Beginilah Cara Penduduk Gaza Manfaatkan Gencatan Senjata Sementara

Setelah kengerian suara pesawat tempur dan drone Israel yang tidak meninggalkan wilayah udara Jalur Gaza sepanjang waktu, khususnya pada malam hari, penduduk Gaza menghabiskan malam paling damai yang tidak terganggu oleh serangan pemboman. Telinga penduduk Gaza untuk sementara tidak terganggu oleh suara keras drone Israel yang menyebarkan teror dan kematian.

BY 4adminEdited Sun,26 Nov 2023,01:10 AM

Gaza, SPNA - Mengunjungi keluarganya adalah prioritasnya segera setelah perjanjian gencatan senjata sementara diberlakukan. Selama hampir dua bulan, Taghrid Al-Khatib, tidak dapat menjumpai keluarganya di kamp pengungsi Al-Shaboura di kota Rafah di selatan Gaza. Padahal ia tinggal di kawasan Tal Al-Sultan dan hanya berjarak 10 menit perjalanan dengan mobil.

Perang brutal Israel mengubah jarak menjadi “tanda-tanda kematian”, di mana mesin pembunuh mengintai setiap gerakan, meninggalkan dampak mematikan dan menghancurkan setiap meter persegi Jalur Gaza.

“Perang telah menjauhkan kami, memisahkan keluarga dan orang-orang yang kami cintai melalui pembunuhan dan penghancuran, termasuk komunikasi dan layanan Internet. Perang telah membuat hidup kita sengsara. Kegelisahan menekan dan membunuh kami secara perlahan, seperti halnya rudal yang membunuh kami, baik perorangan dan kelompok,” kata Taghrid.

Bertemu Kelurga

Penduduk Palestina di Jalur Gaza memanfaatkan momen gencatan senjata sementara ini untuk melaksanakan akstivitas kehidupan sehari-hari, walau hanya sebagian saja. Mereka kembali ke rutinitas harian meskipun di tengah-tengah dampak perang berdarah yang menghancurkan dan meninggalkan sisa-sisa kehancuran di setiap rumah, jalan, dan kawasan.

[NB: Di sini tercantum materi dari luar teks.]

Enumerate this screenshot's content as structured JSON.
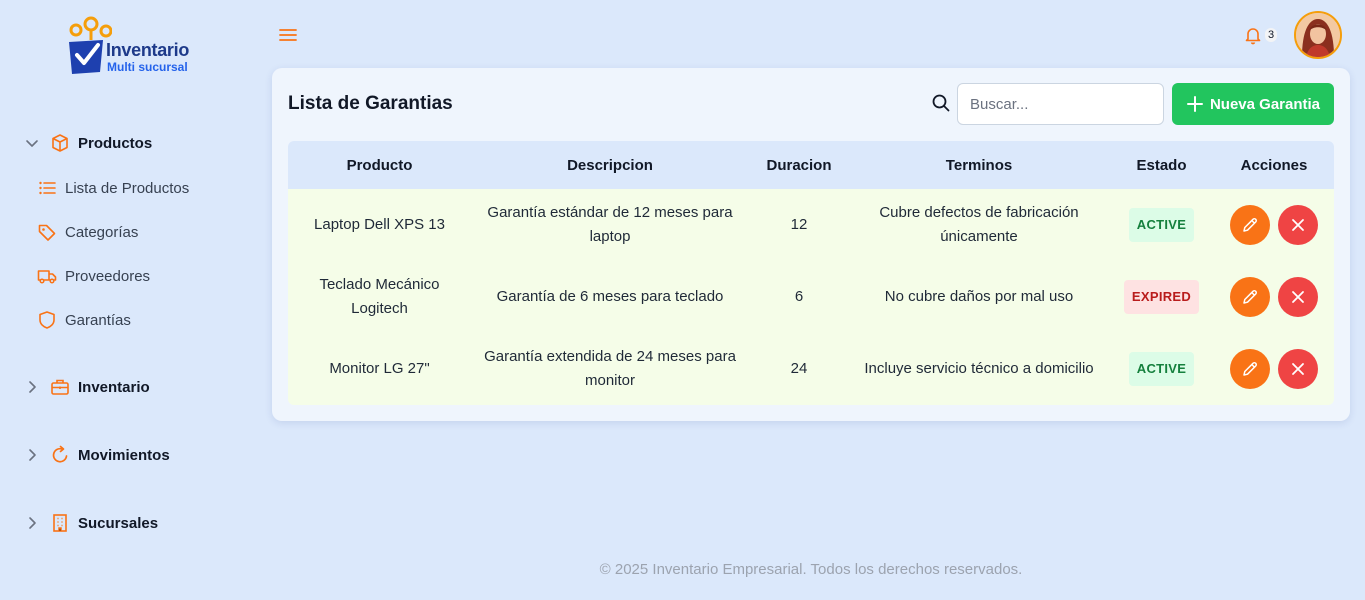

Gencatan senjata sementara merupakan kesempatan bagi Taghrid untuk mengunjungi keluarganya. Ini bukan hanya dilakukan Taghrid, akan tetapi banyak penduduk Gaza memanfaatkan gencatan senjata ini untuk mengunjungi dan memeriksa kondisi keluarga atau orang yang mereka cintai. Sementara penduduk Gaza yang lain sibuk dengan urusan lain seperti memeriksa korban luka-luka, kuburan para syuhada, dan menguburkan korban jiwa dengan layak, bukannya kuburan darurat di bawah reruntuhan rumah mereka. Sebagian lagi memeriksa kebutuhan rumah dan hidup untuk mengantisipasi berlanjutnya perang setelah empat hari gencatan senjata.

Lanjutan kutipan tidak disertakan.